If you have ever been on a sports team, I am sure you can relate. Wanting to put on a brave front and acting like you have it all together because what is important in that context is simply on-field performance.

Spartan track and field athlete Sophie Pauls added: “What people might not understand is that with so much pressure in athletics to perform and be ‘perfect,’ it can be the source of a lot of insecurity and shame. It is so important to stress that having these struggles does not make you weak, but by acknowledging that there are so many other athletes fighting the same battles, we can come alongside each other.”

Sports are not like your studies. You can fail a project or midterm and virtually keep it a secret from most people except the professor. As an athlete, your performance is constantly measured and the results are easily accessible for anyone who wants to know them. Of course these athletes are competitors, and want to do their best, but if their value is constantly measured by their athletic performance, it can seriously wear on an individual.

Spartan hockey player Lincoln Nikkel also added some input on the “Bell Let’s Talk” subject. “I see significant value in spreading awareness to athletes around the world. For many athletes, their lives can revolve mainly around our sport. It is easy 

to put significant amounts of pressure on ourselves and neglect the repercussions of that pressure.”

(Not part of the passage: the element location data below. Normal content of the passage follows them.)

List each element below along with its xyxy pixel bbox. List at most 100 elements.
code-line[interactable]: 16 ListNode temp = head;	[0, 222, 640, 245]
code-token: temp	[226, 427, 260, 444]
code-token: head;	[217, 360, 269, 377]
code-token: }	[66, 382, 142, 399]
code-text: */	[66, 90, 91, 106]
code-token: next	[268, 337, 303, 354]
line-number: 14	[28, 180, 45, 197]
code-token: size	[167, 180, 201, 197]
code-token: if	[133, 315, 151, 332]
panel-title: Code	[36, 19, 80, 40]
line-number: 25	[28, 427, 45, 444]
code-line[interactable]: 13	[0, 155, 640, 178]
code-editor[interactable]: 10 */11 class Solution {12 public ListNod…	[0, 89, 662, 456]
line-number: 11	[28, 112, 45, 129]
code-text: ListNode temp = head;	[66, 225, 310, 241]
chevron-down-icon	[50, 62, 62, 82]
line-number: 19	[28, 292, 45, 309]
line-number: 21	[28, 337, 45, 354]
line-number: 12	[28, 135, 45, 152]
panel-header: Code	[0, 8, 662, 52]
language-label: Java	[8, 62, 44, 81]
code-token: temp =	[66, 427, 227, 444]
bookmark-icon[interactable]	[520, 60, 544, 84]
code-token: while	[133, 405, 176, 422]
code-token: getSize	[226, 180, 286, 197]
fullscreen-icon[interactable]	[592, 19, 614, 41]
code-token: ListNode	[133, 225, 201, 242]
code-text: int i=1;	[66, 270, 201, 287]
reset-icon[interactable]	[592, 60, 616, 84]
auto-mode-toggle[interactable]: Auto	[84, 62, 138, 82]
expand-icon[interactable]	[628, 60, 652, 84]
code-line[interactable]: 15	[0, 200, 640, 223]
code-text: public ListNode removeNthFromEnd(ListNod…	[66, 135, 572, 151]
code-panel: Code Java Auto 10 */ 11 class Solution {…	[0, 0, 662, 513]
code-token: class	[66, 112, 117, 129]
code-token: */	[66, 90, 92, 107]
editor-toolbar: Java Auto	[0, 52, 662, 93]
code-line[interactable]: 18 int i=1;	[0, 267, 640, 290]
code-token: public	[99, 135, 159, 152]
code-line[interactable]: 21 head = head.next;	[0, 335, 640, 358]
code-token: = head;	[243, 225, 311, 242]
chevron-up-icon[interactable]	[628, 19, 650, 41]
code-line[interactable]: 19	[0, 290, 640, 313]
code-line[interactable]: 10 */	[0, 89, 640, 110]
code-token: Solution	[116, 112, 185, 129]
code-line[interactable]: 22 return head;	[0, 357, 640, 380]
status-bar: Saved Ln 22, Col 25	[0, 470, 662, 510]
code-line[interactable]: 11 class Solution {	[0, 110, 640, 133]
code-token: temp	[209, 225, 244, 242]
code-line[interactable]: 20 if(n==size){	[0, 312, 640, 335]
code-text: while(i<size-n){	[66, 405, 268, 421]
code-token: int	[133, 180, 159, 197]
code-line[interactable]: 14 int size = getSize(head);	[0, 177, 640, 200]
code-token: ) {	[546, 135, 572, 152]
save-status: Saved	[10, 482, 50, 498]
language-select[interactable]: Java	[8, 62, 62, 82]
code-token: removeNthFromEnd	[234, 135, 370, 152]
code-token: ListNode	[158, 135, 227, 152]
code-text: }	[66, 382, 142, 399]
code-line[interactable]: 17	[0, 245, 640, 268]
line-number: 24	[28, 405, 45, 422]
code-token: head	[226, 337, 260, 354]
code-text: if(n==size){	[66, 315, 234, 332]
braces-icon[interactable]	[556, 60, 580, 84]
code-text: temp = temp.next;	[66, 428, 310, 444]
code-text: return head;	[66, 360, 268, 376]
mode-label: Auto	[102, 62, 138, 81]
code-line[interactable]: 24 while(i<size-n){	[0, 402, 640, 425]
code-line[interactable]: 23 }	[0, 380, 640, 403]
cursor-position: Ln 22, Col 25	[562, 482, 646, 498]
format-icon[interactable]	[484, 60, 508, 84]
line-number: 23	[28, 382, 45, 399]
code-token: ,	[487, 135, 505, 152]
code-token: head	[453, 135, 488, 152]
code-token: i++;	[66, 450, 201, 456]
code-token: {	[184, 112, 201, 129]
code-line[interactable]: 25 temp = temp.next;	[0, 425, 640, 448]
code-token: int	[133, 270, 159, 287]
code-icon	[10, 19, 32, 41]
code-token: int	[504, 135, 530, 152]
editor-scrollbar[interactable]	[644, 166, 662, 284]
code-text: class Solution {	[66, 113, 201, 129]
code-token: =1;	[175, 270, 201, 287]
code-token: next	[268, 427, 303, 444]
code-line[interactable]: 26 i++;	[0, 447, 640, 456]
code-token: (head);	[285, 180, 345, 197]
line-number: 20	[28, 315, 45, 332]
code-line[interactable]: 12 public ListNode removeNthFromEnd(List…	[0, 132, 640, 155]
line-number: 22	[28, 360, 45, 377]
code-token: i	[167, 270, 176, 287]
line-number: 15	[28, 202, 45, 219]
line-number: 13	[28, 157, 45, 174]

“As an athlete, I appreciate the willingness of others offering to talk, and show support. On the team, and off the team.

We never know how others are doing unless we offer and present an environment of vulnerability and encouragement.

I see a hockey team as a place where the guys have an opportunity to get to know one another, and present a space where each player can feel comfortable being real and seeking the help they might need.”

This campus should be a safe space where people feel like they can share their mental health struggles. Some people just need someone to ask how they are really doing and have a caring, listening ear. Mental illness can be tricky to understand if you do not experience it much yourself. But, that does not mean you can just ignore it and simply tell people to get help and let the professionals deal with it.

Simply being there for someone who needs to talk about it can be more helpful than you know. If we can provide a safe environment where we can openly talk about our internal struggles and respond to each other with love, then we can truly connect with one another. Sophie called that being a “united team.”